Reflections on Historic Wins and Next Steps in the Fight to Save Women’s Sports

With boots on the ground at every turn, Concerned Women for America (CWA) was proud to celebrate National Girls and Women in Sports Day with President Trump as he signed the historic Keeping Men Out of Women’s Sports Executive Order. Triumphantly, the President declared “The war on women’s sports is over!” CWA will stand with him to see the promise through to full fruition.

CWA started the fight for women’s dignity earlier that day. In the morning, our CWA team, along with our Young Women for America (YWA) team, headed to Capitol Hill to proudly display our blue “Save Women’s Sports” pins around key congressional office buildings. Coalition partners joined the display to line the halls and demand an end to men in women’s sports.

We were there because, just a few doors down, the National Collegiate Athletic Association (NCAA) hosted a congressional briefing on “The role Congress can play in helping to safeguard [women’s opportunity in sports].” The panelists included the NCAA’s Inclusion Director and a representative from the Gender Equity Task Force. Not only did the panelists pass CWA representatives on their way in, but they also saw several attendees who sported the pins inside the meeting.

Despite the stated objective to “safeguard” women’s sports, the panel did not address the proverbial elephant in the room; current NCAA policies allow the replacing of women in athletics with men. President Trump had already issued Title IX guidance, and rumors swirled of another Executive Order coming later that day, but the tone-deaf panel ignored the moment nonetheless and rather touted the “inclusion” initiatives that had initially sparked this fire.

A concerned Senate staffer would not let them get away with it. He quickly raised his hand and asked how they justify their stated positions while female athletes under their governance feel the discrimination. The NCAA Vice President dodged the question, as they have for years.

After the NCAA meeting, we headed across town to ring in National Girls and Women in Sports Day at the White House, following the personal invitation from the President. He approached the stage triumphant, and wielding the authority of the Executive Branch, he declared, “Under the Trump Administration, we will defend the proud tradition of female athletes, and we will not allow men to beat up, injure, and cheat our women and girls. From now on, women sports will be only for women.” He personally thanked CWA President and CEO Penny Nance for all CWA’s work on the issue and moved to the historic desk to sign the executive order.
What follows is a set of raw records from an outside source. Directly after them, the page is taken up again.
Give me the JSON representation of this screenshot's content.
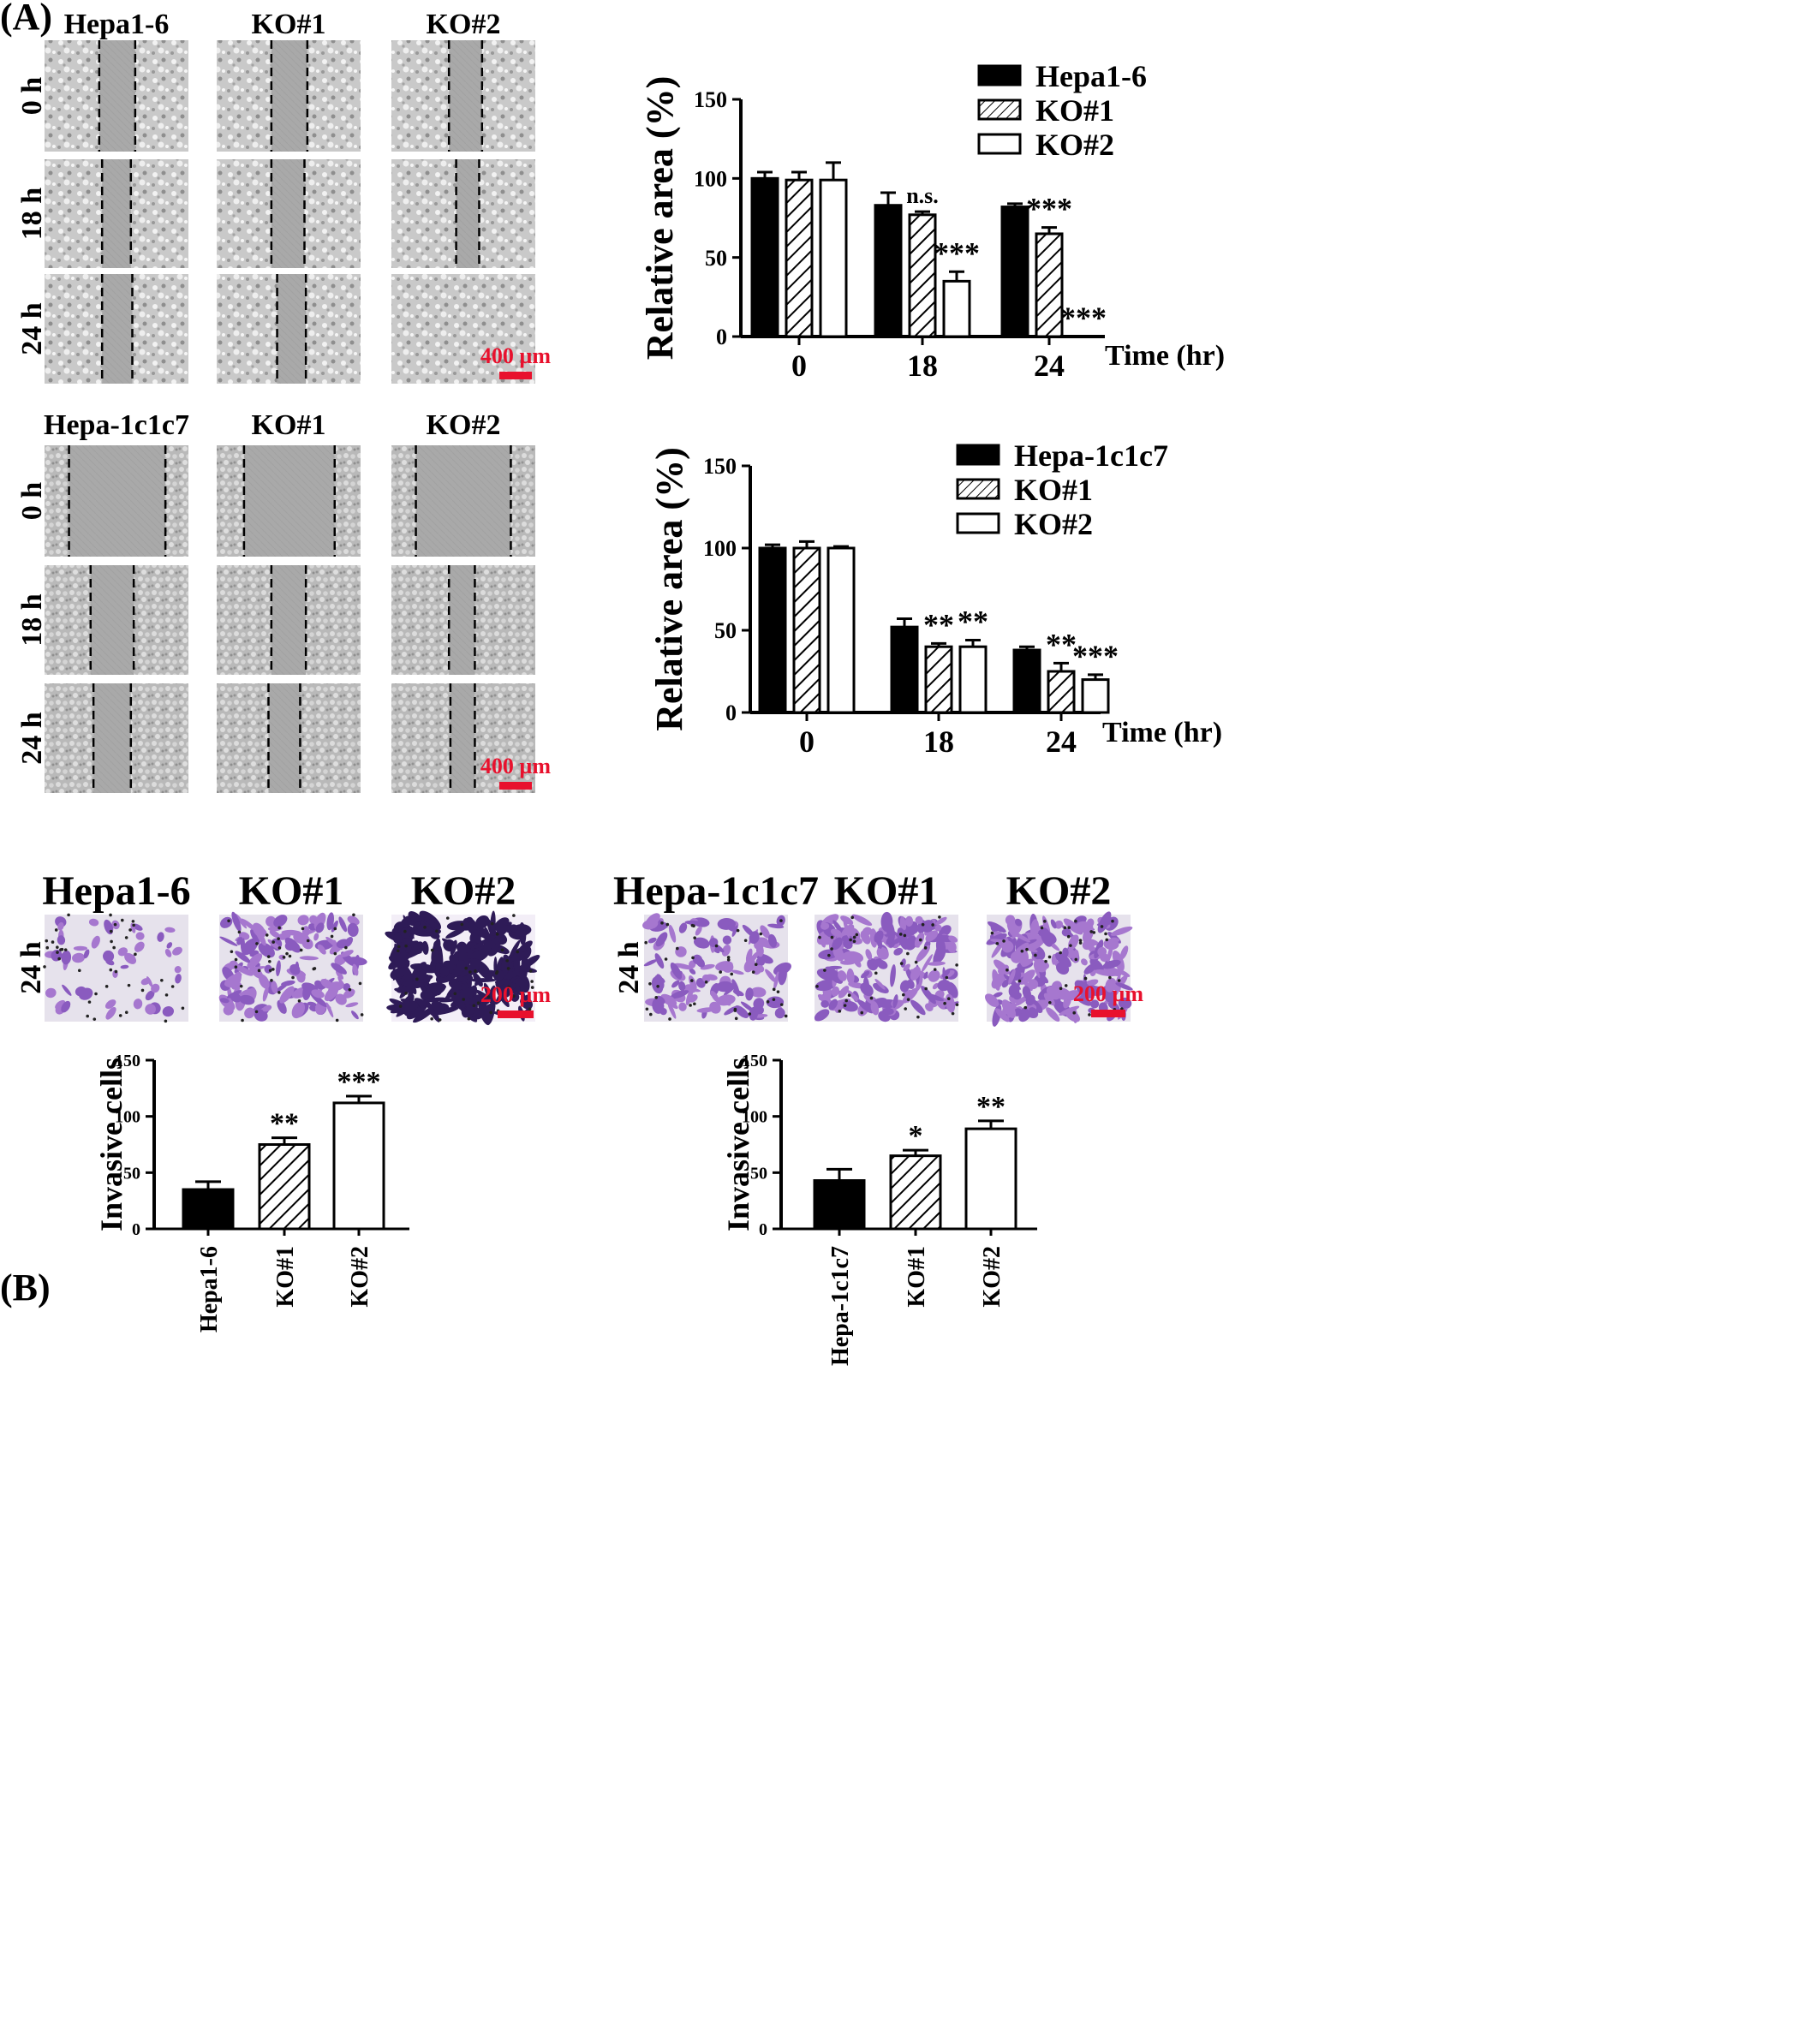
{
  "panel_labels": {
    "a": "(A)",
    "b": "(B)"
  },
  "micrograph_panels": [
    {
      "section": "A1",
      "columns": [
        "Hepa1-6",
        "KO#1",
        "KO#2"
      ],
      "rows": [
        "0 h",
        "18 h",
        "24 h"
      ],
      "scale_bar": "400 µm",
      "stain": "phase"
    },
    {
      "section": "A2",
      "columns": [
        "Hepa-1c1c7",
        "KO#1",
        "KO#2"
      ],
      "rows": [
        "0 h",
        "18 h",
        "24 h"
      ],
      "scale_bar": "400 µm",
      "stain": "phase"
    },
    {
      "section": "B1",
      "columns": [
        "Hepa1-6",
        "KO#1",
        "KO#2"
      ],
      "rows": [
        "24 h"
      ],
      "scale_bar": "200 µm",
      "stain": "crystal-violet",
      "density": [
        0.12,
        0.45,
        0.95
      ]
    },
    {
      "section": "B2",
      "columns": [
        "Hepa-1c1c7",
        "KO#1",
        "KO#2"
      ],
      "rows": [
        "24 h"
      ],
      "scale_bar": "200 µm",
      "stain": "crystal-violet",
      "density": [
        0.35,
        0.55,
        0.6
      ]
    }
  ],
  "colors": {
    "bar_dark": "#000000",
    "bar_open": "#ffffff",
    "scale": "#e8112d",
    "stain": "#6b3fa8"
  },
  "chart_data": [
    {
      "id": "wound-hepa16",
      "type": "bar",
      "categories": [
        "0",
        "18",
        "24"
      ],
      "series": [
        {
          "name": "Hepa1-6",
          "style": "solid",
          "values": [
            100,
            83,
            82
          ],
          "errors": [
            4,
            8,
            2
          ],
          "annotations": [
            "",
            "",
            ""
          ]
        },
        {
          "name": "KO#1",
          "style": "hatched",
          "values": [
            99,
            77,
            65
          ],
          "errors": [
            5,
            2,
            4
          ],
          "annotations": [
            "",
            "n.s.",
            "***"
          ]
        },
        {
          "name": "KO#2",
          "style": "open",
          "values": [
            99,
            35,
            0
          ],
          "errors": [
            11,
            6,
            0
          ],
          "annotations": [
            "",
            "***",
            "***"
          ]
        }
      ],
      "ylabel": "Relative  area (%)",
      "xlabel": "Time (hr)",
      "ylim": [
        0,
        150
      ],
      "yticks": [
        "0",
        "50",
        "100",
        "150"
      ],
      "legend": "top-right"
    },
    {
      "id": "wound-hepa1c1c7",
      "type": "bar",
      "categories": [
        "0",
        "18",
        "24"
      ],
      "series": [
        {
          "name": "Hepa-1c1c7",
          "style": "solid",
          "values": [
            100,
            52,
            38
          ],
          "errors": [
            2,
            5,
            2
          ],
          "annotations": [
            "",
            "",
            ""
          ]
        },
        {
          "name": "KO#1",
          "style": "hatched",
          "values": [
            100,
            40,
            25
          ],
          "errors": [
            4,
            2,
            5
          ],
          "annotations": [
            "",
            "**",
            "**"
          ]
        },
        {
          "name": "KO#2",
          "style": "open",
          "values": [
            100,
            40,
            20
          ],
          "errors": [
            1,
            4,
            3
          ],
          "annotations": [
            "",
            "**",
            "***"
          ]
        }
      ],
      "ylabel": "Relative area (%)",
      "xlabel": "Time (hr)",
      "ylim": [
        0,
        150
      ],
      "yticks": [
        "0",
        "50",
        "100",
        "150"
      ],
      "legend": "top-right"
    },
    {
      "id": "invasion-hepa16",
      "type": "bar",
      "categories": [
        "Hepa1-6",
        "KO#1",
        "KO#2"
      ],
      "styles": [
        "solid",
        "hatched",
        "open"
      ],
      "values": [
        35,
        75,
        112
      ],
      "errors": [
        7,
        6,
        6
      ],
      "annotations": [
        "",
        "**",
        "***"
      ],
      "ylabel": "Invasive cells",
      "ylim": [
        0,
        150
      ],
      "yticks": [
        "0",
        "50",
        "100",
        "150"
      ]
    },
    {
      "id": "invasion-hepa1c1c7",
      "type": "bar",
      "categories": [
        "Hepa-1c1c7",
        "KO#1",
        "KO#2"
      ],
      "styles": [
        "solid",
        "hatched",
        "open"
      ],
      "values": [
        43,
        65,
        89
      ],
      "errors": [
        10,
        5,
        7
      ],
      "annotations": [
        "",
        "*",
        "**"
      ],
      "ylabel": "Invasive cells",
      "ylim": [
        0,
        150
      ],
      "yticks": [
        "0",
        "50",
        "100",
        "150"
      ]
    }
  ]
}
Before signing, he invited all the generations of female athletes attending the celebration to join him at the desk. I was honored to be among them. The symbolic moment captured the new President’s vision for women in our country; this is not a place where women are trapped by faux perception of oppression dependent on regressive wokeness, but where our leaders defend our distinct dignity and promote opportunities to thrive.

The Order clearly states:

It is the policy of the United States to rescind all funds from educational programs that deprive women and girls of fair athletic opportunities, which results in the endangerment, humiliation, and silencing of women and girls and deprives them of privacy.  It shall also be the policy of the United States to oppose male competitive participation in women’s sports more broadly, as a matter of safety, fairness, dignity, and truth.

Others appeared to fall in line almost immediately. NCAA President Charlie Baker issued a statement acknowledging the order “provides a clear, national standard.” However, his organization released a revised “Participation Policy for Transgender Student-Athletes” the next day that contradicted his original statement and the President’s order.

The revised policy did not acknowledge any distinct biological definition of woman and continued to flaunt confusing woke language about athletes’ “internal sense of their gender.” Rather than standing for women, biological reality, and common sense, as the guidance set forth by President Trump, and like Baker implied, the policy only created new loopholes for men to steal women’s opportunities by misrepresenting their sex on their birth certificates and elevating men to the status of a practice player to receive the benefits of participation on the women’s team. Despite the supremacy of the federal guidance, the NCAA also says schools are subject to local and state laws. Many states, including California, said they do not plan to comply with the President’s protections for female athletes in willful violation of federal law.

Thankfully, the Administration was not done yet. Not only did they launch investigations against schools who allowed men to hold a spot on a women’s roster, but earlier this week the Department of Education urged the NCAA and National Federation of State High Schools Associations (NFHS) to restore female athlete records, titles, awards, and recognitions that they allowed men to steal.

We were so grateful that during the ceremony the President graciously acknowledged the critical role CWA played leading up to the most momentous National Girls and Women in Sports Day yet. But we’re not done yet. As the President demands an end to the discriminatory practices that replace women in sports with men, we will continue to fight the battle until every governing body falls in line and Congress codifies these protections in federal law.